In [None]:
import pandas as pd
from sklearn.model_selection import train_test_split

# 利用pandas读取dataframe数据
data_root = '/home/henry/nlp-beginner/data/'
train_data=pd.read_csv(data_root+'train.tsv',sep='\t')
# test_data=pd.read_csv(data_root+'test.tsv',sep='\t')
pd.set_option('display.width', 900)
x_all = train_data['Phrase']
y_all = train_data['Sentiment']

train_x, test_x, train_y, test_y = train_test_split(x_all, y_all, test_size=0.2)
train_x, val_x, train_y, val_y = train_test_split(train_x, train_y, test_size=0.25)

print(train_x.shape, val_x.shape, test_x.shape)

## Extract Features from Document

In [None]:
import numpy as np
from sklearn.feature_extraction.text import CountVectorizer

count_vect = CountVectorizer()
x_train_counts = count_vect.fit_transform(train_x)
x_test_counts = count_vect.transform(test_x)

print(x_train_counts.shape,x_test_counts.shape)

In [None]:
from sklearn.feature_extraction.text import TfidfVectorizer

tfidf_transformer = TfidfVectorizer(analyzer='word', max_features=50000)
tfidf_transformer.fit(train_x)

x_train_tfidf_word = tfidf_transformer.transform(train_x)
x_test_tfidf_word = tfidf_transformer.transform(test_x)
print(x_train_tfidf_word.shape, x_test_tfidf_word.shape)
print(x_train_tfidf_word[:5], x_test_tfidf_word[:5])

In [None]:
from sklearn.feature_extraction.text import TfidfVectorizer
tfidf_transformer = TfidfVectorizer(analyzer='word', ngram_range=(2,3),max_features=50000)
tfidf_transformer.fit(train_x)
x_train_tfidf_ngram = tfidf_transformer.transform(train_x)
x_test_tfidf_ngram = tfidf_transformer.transform(test_x)

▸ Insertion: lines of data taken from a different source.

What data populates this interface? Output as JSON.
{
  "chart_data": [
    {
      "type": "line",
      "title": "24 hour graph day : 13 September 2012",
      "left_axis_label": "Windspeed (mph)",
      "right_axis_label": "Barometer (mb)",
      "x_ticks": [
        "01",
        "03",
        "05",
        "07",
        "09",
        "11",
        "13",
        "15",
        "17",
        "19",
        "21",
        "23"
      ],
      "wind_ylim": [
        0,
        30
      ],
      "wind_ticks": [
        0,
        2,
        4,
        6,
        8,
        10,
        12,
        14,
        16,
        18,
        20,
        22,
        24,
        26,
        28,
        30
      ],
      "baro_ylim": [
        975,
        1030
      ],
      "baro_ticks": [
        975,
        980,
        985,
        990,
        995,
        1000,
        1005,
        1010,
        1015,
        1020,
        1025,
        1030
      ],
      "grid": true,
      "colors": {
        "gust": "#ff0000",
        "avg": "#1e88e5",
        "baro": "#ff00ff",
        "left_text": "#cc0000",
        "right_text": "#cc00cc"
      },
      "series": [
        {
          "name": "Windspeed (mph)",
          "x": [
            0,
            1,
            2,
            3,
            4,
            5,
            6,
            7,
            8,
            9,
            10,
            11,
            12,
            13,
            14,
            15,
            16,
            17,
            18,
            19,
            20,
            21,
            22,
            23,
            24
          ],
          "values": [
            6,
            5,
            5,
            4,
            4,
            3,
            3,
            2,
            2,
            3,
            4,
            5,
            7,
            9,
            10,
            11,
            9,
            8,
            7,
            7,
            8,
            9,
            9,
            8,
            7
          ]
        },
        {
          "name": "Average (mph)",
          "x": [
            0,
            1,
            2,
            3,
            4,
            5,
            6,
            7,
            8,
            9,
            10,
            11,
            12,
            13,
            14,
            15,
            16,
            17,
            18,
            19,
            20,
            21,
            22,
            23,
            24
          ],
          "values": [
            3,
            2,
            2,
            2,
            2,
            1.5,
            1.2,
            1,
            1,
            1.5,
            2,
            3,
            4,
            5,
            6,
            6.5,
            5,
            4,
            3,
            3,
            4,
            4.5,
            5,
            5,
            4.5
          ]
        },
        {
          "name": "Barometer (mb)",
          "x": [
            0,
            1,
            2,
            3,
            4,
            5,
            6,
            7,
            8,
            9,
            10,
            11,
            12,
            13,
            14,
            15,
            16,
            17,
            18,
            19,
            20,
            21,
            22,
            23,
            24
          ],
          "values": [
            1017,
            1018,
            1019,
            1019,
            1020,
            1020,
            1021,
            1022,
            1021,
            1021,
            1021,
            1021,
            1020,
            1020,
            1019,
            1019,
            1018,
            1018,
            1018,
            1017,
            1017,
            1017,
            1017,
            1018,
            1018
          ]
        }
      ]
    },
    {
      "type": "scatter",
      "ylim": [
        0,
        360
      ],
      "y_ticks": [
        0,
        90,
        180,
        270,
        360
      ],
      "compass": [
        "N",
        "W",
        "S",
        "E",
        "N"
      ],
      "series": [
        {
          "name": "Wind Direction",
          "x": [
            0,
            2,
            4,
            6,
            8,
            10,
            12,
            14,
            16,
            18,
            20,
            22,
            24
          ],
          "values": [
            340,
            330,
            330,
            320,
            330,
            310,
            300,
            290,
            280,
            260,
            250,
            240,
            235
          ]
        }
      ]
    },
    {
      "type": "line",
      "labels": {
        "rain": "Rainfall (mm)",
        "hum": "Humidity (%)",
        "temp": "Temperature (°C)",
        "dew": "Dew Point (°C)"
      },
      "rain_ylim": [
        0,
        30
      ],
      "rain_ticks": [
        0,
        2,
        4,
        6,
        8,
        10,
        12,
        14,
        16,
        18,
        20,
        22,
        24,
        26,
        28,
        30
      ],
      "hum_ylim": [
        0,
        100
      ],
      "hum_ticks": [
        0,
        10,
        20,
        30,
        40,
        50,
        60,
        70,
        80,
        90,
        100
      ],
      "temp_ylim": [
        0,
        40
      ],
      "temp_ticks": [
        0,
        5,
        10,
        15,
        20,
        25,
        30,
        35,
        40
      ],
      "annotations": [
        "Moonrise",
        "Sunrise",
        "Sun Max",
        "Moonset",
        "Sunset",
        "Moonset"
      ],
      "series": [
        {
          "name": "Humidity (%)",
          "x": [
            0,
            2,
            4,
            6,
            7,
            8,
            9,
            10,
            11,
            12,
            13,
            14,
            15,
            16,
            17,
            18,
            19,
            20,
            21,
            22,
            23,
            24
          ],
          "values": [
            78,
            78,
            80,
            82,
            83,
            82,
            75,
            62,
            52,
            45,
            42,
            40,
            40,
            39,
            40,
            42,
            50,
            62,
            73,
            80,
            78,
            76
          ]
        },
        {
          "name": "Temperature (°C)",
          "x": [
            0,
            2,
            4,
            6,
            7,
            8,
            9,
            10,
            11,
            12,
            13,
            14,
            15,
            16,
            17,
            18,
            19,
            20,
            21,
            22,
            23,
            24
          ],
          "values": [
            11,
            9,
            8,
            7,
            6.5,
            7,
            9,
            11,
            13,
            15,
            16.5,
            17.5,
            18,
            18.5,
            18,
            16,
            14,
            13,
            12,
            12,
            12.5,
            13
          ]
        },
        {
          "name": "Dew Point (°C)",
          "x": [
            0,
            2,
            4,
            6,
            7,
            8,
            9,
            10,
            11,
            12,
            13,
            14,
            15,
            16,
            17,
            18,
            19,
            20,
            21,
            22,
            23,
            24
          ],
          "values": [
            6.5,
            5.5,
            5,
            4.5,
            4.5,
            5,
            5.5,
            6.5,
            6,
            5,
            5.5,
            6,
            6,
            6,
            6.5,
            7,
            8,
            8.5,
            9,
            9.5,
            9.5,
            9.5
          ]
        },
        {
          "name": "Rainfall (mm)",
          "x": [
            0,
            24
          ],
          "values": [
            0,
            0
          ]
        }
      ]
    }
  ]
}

print(x_train_tfidf_ngram.shape, x_test_tfidf_ngram.shape)

## Concatenate Features to Form Inputs

In [None]:
from scipy.sparse import hstack

train_features = hstack([x_train_counts, x_train_tfidf_word, x_train_tfidf_ngram])
test_features = hstack([x_test_counts, x_test_tfidf_word, x_test_tfidf_ngram])

print(train_features.shape)

## Train a SGD Classifier and Explore some Hyperparameters

In [None]:
from sklearn.linear_model import SGDClassifier

max_iters = [100, 200, 500 ,1000]
lr_rates = [i*1e-4 for i in range(10)]

for lr_rate in lr_rates:
    for max_iter in max_iters:
        clf = SGDClassifier(alpha=lr_rate,loss="log",early_stopping=True,eta0=0.001,learning_rate='adaptive',max_iter=max_iter)
        clf.fit(train_features, train_y)
        predict = clf.predict(test_features)
        print("alpha {0} max_iter {1}:{2}".format(lr_rate, max_iter,np.mean(predict == test_y)))